Bounced cheque upsets bank borrowing for UAE expats

A row over an unpaid cheque that has gone before judges in two countries is set to change the way homes are bought in the United Arab Emirates.

The repercussions of the bounced cheque are rippling out across the way business is conducted in the UAE.

The case started when British expat Amanda Allen gave an undated cheque as security against a £400,000 mortgage when she bought a home in Abu Dhabi in May 2008.

At the time, she was working for a hospitality and leisure company and earned £6,000 a month.

She defaulted on the borrowing a year later and the bank tried to cash the cheque, but it bounced.

Under UAE law bouncing a cheque is a crime because undated or post-dated cheques are considered security for all kinds of business transactions.

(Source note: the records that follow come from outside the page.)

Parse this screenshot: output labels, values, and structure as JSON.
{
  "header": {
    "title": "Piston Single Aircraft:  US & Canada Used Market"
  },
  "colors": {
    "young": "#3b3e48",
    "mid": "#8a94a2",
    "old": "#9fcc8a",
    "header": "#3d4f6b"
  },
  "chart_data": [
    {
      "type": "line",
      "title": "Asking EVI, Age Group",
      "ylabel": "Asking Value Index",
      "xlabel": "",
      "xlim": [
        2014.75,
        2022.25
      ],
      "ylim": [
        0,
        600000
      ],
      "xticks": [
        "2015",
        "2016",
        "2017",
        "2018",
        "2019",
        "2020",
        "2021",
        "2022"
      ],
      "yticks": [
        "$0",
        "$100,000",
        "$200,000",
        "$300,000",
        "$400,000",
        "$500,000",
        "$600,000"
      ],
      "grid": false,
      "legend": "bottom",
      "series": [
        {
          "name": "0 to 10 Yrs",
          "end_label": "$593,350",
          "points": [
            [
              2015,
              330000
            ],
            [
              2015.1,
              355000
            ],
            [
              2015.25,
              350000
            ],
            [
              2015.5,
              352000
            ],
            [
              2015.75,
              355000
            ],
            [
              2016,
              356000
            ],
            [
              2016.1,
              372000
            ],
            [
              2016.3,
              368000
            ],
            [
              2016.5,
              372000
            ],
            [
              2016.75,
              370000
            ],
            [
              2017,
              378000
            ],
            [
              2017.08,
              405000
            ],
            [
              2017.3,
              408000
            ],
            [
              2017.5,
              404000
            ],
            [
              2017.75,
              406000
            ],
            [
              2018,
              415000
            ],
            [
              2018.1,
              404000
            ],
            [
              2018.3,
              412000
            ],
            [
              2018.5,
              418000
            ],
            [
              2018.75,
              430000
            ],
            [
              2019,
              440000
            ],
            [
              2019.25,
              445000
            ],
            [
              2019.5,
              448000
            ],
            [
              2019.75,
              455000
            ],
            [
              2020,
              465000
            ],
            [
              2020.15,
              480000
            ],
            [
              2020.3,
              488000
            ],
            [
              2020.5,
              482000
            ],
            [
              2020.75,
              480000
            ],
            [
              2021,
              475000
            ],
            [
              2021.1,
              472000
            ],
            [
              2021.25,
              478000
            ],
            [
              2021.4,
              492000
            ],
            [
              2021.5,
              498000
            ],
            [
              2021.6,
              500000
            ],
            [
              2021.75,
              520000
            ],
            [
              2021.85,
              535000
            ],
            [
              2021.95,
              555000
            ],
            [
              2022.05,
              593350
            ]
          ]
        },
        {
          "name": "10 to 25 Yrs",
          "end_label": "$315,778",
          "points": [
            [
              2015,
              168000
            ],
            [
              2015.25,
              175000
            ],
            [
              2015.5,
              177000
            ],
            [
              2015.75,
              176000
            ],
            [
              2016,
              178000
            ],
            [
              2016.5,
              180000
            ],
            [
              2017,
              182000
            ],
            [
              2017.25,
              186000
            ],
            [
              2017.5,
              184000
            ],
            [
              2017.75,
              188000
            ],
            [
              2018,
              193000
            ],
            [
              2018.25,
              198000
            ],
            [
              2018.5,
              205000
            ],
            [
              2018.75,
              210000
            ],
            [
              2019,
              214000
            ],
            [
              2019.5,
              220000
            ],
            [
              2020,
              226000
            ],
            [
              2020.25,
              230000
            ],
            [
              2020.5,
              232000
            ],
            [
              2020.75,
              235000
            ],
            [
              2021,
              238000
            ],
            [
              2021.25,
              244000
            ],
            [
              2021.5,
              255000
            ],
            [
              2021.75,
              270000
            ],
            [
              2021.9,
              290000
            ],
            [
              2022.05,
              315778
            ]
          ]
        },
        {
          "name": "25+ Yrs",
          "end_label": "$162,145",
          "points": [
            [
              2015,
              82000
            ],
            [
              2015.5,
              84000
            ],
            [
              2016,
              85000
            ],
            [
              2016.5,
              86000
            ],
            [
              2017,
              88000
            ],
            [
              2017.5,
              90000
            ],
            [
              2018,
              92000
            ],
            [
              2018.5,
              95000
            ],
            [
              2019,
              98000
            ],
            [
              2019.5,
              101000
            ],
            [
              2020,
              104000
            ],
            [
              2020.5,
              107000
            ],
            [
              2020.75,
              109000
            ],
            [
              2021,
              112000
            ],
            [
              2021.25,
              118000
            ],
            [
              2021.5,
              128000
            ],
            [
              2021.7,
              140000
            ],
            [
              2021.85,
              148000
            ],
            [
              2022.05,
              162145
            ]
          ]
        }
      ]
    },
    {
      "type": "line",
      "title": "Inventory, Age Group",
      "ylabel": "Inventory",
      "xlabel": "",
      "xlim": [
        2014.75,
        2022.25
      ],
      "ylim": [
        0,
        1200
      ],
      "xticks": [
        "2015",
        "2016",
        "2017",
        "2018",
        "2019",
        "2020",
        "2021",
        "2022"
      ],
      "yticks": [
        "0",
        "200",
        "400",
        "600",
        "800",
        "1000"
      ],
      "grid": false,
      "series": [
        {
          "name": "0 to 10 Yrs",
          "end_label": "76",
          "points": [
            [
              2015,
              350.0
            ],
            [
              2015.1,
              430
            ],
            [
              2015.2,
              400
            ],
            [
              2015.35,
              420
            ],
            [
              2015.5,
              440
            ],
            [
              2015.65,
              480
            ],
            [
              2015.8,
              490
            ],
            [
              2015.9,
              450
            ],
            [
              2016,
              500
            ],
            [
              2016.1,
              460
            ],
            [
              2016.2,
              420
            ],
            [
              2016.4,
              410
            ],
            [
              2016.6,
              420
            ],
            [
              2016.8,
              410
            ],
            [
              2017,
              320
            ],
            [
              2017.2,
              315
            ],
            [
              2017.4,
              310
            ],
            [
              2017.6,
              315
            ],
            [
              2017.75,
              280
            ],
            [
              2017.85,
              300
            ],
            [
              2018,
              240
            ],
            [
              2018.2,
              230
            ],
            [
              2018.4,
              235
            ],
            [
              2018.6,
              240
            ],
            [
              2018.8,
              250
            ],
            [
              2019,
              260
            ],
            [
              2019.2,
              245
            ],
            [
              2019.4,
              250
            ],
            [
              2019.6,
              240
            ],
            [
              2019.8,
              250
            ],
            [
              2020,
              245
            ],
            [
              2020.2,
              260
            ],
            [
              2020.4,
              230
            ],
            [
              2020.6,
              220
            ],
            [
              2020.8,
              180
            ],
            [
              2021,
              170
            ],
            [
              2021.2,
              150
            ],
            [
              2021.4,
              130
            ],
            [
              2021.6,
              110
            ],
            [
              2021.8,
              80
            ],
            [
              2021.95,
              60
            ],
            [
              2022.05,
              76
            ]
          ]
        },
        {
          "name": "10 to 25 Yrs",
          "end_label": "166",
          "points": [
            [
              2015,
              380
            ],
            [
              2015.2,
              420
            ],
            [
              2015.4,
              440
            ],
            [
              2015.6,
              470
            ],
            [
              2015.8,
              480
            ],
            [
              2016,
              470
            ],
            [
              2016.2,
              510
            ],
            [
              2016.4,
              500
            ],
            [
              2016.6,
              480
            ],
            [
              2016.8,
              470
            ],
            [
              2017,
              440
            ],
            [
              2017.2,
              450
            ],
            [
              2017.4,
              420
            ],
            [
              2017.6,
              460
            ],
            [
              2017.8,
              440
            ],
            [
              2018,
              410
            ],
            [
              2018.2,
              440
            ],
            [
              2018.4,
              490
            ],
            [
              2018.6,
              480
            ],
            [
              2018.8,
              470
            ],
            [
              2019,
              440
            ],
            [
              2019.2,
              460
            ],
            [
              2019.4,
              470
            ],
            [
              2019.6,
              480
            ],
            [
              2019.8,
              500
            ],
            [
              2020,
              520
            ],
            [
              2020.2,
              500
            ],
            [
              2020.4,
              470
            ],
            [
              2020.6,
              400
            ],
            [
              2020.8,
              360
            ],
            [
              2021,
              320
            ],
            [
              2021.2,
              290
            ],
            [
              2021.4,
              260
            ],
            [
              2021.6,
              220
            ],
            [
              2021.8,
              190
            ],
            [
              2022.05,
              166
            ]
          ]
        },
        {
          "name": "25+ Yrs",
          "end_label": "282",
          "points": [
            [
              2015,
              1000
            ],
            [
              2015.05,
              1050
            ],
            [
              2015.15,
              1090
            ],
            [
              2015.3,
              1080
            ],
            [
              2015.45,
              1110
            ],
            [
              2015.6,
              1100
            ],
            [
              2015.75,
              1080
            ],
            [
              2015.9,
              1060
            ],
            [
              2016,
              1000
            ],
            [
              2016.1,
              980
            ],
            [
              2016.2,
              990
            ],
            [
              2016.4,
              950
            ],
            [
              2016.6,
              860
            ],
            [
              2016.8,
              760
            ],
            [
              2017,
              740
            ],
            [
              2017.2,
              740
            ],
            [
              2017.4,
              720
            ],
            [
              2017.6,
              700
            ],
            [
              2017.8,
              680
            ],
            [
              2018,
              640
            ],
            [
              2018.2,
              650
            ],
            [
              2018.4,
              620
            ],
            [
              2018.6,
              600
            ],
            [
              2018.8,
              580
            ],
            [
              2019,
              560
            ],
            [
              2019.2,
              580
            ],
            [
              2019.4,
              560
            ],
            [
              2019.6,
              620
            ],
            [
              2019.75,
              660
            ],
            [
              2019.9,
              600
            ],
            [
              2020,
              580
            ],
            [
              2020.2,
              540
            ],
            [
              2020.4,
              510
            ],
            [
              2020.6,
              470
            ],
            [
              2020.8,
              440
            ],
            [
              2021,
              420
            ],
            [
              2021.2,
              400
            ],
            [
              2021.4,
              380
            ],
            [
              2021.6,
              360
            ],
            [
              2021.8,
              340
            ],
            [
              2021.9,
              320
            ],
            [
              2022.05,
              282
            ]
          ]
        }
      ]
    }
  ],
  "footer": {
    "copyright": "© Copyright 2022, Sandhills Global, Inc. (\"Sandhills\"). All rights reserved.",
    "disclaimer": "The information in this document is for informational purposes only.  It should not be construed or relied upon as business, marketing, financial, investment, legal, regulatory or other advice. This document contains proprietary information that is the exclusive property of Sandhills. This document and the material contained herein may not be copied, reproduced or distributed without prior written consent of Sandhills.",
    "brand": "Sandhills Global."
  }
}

Allen was found guilty in the UAE of issuing an uncovered cheque and jailed for three years in her absence.

In March 2011, the Home Secretary agreed a request from the UAE government for her extradition and she was arrested and taken to Westminster Magistrates Court.

The case was thrown out and an appeal in the High Court was dismissed.

In his High Court appeal ruling, Lord Justice Toulson criticised the use of undated cheques as security and the prosecution of clients who defaulted during the financial crisis.

“Illness, accident and unemployment are not outside the ordinary course of human events over a 20 year period. Was the respondent to be taken as saying that in such an event, resulting in a default, her circumstances at the time of the loan were nevertheless such that the cheque would be met, albeit that she was unable to fulfil her primary repayment obligations? It makes no sense,” Lord Justice Toulson was quoted as saying in court documents.

Now, the UAE banks are contemplating refusing loans to expats from countries that do not consider bouncing a cheque a criminal offence.